The Raccoon Circle is a collection of games and ice-breakers all centered around a circle of rope or tubing used by a group (typically youth). There are hundreds and hundreds of Raccoon Circle activities that have been created and shared virally for years. You can find several online listings of activities (Jim Cain’s being the most widely known) that you can freely use and adapt for your own purposes.
In my youth programs, we primarily used the Raccoon Circle as a tool to get our youth to check-in with each other, get connected to the group, and prepare for the day’s activities together. A relatively simple variation to the daily check-in, I was surprised by how effective the Raccoon Circle was in helping our youth to focus and settle in.
Here’s how the Raccoon Circle of Sharing worked.
The only supplies you need are a length of rope or tubing, tied into a circle, with one large knot. The rope should be long enough that your entire group can all hold onto it with both hands, standing roughly shoulder to shoulder.
Set the Ground Rules
Setting clear ground rules is key to the success of the Raccoon Circle. The rules are very simple:
- Everyone holds onto the Raccoon Circle with both hands and faces into the circle.
- The Raccoon Circle must never touch the floor. [Optional, but I’ve found it helps promote respect for the ritual.]
- You request to speak by shaking your section of the rope.
- Only the person who has the knot speaks. Everyone else listens.
- If someone doesn’t wish to speak, they don’t have to.
- This is a circle of trust. Show respect to each other and for what is shared.
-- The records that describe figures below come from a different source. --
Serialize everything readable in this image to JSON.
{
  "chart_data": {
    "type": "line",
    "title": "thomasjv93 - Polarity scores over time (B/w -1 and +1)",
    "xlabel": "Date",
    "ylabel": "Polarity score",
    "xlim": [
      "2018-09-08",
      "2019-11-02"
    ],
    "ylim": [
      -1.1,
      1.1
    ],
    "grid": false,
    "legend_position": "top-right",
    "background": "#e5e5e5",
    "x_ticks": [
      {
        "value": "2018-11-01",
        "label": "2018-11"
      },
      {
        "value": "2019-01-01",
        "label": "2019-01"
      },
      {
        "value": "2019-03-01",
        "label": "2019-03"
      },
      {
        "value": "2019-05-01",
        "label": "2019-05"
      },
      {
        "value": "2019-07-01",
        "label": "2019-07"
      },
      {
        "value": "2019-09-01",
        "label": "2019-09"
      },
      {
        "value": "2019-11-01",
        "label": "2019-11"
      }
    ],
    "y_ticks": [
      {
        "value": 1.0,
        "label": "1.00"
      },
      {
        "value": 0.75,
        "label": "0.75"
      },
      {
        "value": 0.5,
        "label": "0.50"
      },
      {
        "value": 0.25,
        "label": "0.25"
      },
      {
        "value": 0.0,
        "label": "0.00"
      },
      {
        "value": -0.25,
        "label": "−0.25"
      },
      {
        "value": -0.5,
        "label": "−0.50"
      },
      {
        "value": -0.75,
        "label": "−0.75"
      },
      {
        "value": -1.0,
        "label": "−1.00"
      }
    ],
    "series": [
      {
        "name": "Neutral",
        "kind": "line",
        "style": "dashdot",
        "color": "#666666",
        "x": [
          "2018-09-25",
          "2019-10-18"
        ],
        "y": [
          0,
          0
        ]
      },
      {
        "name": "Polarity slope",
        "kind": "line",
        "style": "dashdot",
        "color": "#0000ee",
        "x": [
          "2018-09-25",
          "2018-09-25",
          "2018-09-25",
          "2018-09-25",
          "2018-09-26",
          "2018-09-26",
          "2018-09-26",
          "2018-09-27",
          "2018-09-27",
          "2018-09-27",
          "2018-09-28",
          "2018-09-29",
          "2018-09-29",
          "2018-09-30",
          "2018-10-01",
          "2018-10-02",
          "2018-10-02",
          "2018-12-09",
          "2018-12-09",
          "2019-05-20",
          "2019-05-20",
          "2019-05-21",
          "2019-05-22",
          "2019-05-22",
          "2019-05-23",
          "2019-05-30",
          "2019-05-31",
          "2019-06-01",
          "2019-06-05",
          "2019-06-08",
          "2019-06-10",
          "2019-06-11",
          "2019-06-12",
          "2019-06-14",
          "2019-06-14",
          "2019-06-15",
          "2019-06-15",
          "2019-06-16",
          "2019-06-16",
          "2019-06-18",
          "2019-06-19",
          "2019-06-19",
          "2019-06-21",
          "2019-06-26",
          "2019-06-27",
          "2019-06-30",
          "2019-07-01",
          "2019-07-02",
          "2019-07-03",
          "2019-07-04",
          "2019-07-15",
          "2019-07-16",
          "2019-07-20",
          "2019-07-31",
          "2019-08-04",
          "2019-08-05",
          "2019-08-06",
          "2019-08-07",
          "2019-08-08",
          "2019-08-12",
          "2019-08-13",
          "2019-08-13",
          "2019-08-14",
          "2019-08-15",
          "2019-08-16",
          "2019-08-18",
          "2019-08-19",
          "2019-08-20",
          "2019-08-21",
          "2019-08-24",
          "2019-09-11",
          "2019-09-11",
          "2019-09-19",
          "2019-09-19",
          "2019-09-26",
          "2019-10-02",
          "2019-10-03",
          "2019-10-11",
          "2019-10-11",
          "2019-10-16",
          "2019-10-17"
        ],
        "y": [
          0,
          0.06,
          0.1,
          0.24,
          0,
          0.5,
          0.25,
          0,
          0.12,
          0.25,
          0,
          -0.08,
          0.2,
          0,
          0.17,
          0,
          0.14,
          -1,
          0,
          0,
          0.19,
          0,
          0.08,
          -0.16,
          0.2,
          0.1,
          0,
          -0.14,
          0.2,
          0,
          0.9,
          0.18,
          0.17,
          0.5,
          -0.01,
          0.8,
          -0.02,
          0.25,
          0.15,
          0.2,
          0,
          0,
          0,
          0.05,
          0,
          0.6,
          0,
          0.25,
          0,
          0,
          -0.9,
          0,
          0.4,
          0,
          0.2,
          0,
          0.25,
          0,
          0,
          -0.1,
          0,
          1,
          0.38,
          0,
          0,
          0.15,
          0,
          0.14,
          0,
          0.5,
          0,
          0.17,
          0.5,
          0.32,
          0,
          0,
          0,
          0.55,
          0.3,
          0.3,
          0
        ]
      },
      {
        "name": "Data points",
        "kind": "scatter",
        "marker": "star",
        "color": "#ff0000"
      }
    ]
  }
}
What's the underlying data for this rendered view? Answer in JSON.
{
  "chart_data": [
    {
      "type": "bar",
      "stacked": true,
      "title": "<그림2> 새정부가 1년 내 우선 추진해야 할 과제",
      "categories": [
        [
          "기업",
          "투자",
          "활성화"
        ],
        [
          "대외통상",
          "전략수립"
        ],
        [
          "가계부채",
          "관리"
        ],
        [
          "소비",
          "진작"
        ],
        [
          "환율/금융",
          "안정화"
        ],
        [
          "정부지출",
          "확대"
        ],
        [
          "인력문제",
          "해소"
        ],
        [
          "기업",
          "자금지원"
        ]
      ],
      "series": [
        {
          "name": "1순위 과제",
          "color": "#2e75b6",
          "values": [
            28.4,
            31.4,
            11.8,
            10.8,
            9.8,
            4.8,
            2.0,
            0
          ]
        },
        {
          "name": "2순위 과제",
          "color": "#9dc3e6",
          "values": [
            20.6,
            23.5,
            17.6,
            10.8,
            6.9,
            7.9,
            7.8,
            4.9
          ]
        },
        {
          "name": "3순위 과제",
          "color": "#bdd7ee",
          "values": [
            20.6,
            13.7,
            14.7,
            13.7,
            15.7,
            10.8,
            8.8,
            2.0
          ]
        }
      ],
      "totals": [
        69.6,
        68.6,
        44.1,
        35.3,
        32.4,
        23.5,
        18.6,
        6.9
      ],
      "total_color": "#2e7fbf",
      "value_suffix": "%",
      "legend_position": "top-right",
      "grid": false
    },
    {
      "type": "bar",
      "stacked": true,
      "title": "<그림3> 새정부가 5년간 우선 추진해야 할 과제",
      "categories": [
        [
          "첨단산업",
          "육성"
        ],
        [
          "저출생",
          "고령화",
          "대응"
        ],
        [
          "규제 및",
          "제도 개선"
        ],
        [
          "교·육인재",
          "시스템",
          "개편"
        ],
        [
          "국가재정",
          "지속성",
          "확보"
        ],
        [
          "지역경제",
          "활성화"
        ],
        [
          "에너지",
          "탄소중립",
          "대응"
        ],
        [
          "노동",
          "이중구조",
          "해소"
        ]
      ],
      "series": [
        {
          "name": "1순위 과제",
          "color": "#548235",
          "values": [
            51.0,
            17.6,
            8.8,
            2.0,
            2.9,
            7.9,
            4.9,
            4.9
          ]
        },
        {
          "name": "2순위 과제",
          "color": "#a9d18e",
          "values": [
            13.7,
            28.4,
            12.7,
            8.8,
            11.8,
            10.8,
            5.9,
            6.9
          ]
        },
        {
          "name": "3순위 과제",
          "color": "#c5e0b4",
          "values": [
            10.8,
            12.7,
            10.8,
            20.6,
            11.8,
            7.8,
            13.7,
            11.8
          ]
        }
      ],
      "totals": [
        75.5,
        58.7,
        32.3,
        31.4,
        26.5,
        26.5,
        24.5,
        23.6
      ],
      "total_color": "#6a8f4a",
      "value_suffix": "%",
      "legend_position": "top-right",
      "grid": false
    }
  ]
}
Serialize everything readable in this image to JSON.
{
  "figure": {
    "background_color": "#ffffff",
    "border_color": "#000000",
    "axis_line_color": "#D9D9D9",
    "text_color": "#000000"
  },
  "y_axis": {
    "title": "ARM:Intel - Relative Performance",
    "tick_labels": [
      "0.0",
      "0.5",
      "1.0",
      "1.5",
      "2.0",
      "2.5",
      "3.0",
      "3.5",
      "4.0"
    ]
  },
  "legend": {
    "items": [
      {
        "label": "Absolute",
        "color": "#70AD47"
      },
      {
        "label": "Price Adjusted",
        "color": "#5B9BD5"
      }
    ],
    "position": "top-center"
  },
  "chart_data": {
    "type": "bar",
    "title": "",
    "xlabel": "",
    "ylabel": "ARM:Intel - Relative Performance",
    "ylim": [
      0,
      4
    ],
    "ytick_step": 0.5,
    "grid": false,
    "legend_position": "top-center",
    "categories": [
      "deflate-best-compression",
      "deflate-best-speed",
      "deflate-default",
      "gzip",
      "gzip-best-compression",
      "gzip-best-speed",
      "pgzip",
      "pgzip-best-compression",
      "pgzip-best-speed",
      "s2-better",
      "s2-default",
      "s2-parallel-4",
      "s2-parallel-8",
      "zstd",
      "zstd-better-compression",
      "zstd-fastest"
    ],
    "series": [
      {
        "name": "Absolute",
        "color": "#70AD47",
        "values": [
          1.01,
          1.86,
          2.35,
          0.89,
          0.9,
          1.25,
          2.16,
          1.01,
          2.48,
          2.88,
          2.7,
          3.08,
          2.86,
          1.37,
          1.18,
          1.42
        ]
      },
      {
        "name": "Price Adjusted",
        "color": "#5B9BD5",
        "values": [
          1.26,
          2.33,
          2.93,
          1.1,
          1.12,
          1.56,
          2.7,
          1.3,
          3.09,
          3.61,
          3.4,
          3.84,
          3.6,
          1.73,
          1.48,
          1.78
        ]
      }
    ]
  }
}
- This isn’t a debate or a competition. Everyone has a right to their views.
Facilitate the Activity
Explain that you are going to ask the question for the day. The question should be something personal, thought-provoking, and appropriate for your group given their comfort level with each other and maturity.
Here are some sample questions we’ve used:
- What is your absolute favorite thing to do?
- What is the most important thing for someone you’ve just met to know about you?
- What are you most proud of?
- Who are your heroes?
- How are you unique?
- Your house catches fire- what object would you save first?
- What was one of the happiest days of your life?
- Name two ways you consider yourself lucky.
- Name something you’ve always wanted to do and explain why you haven’t done it yet.
- What is an issue or problem in your community that you are really particularly passionate about addressing or solving?
After asking the question, the youth take turns answering it (if they wish.) Keep the activity going until every youth has had an opportunity to share. The facilitator should also participate and share, as part of the group, to set a good example.
In our experience, the ritual of the Raccoon Circle has helped build the sense of community among our cohorts of students quickly. Often a youth would take it upon herself to carefully pass the Raccoon Circle rope among the group, and fold it away neatly in its box afterwards each session.
The knot serves a similar purpose as a talking stick, with the added necessity of having to pass the knot around the circle to the person requesting it.
Youth having both hands holding on to the circle in our experience tends to help them focus on the group and not get distracted.
Silence in between youth’s responses is fine. Sometimes they like going in a circle, other times they prefer to do it popcorn style.
Shout-out to Christine Wilkinson for introducing me to the Raccoon Circle.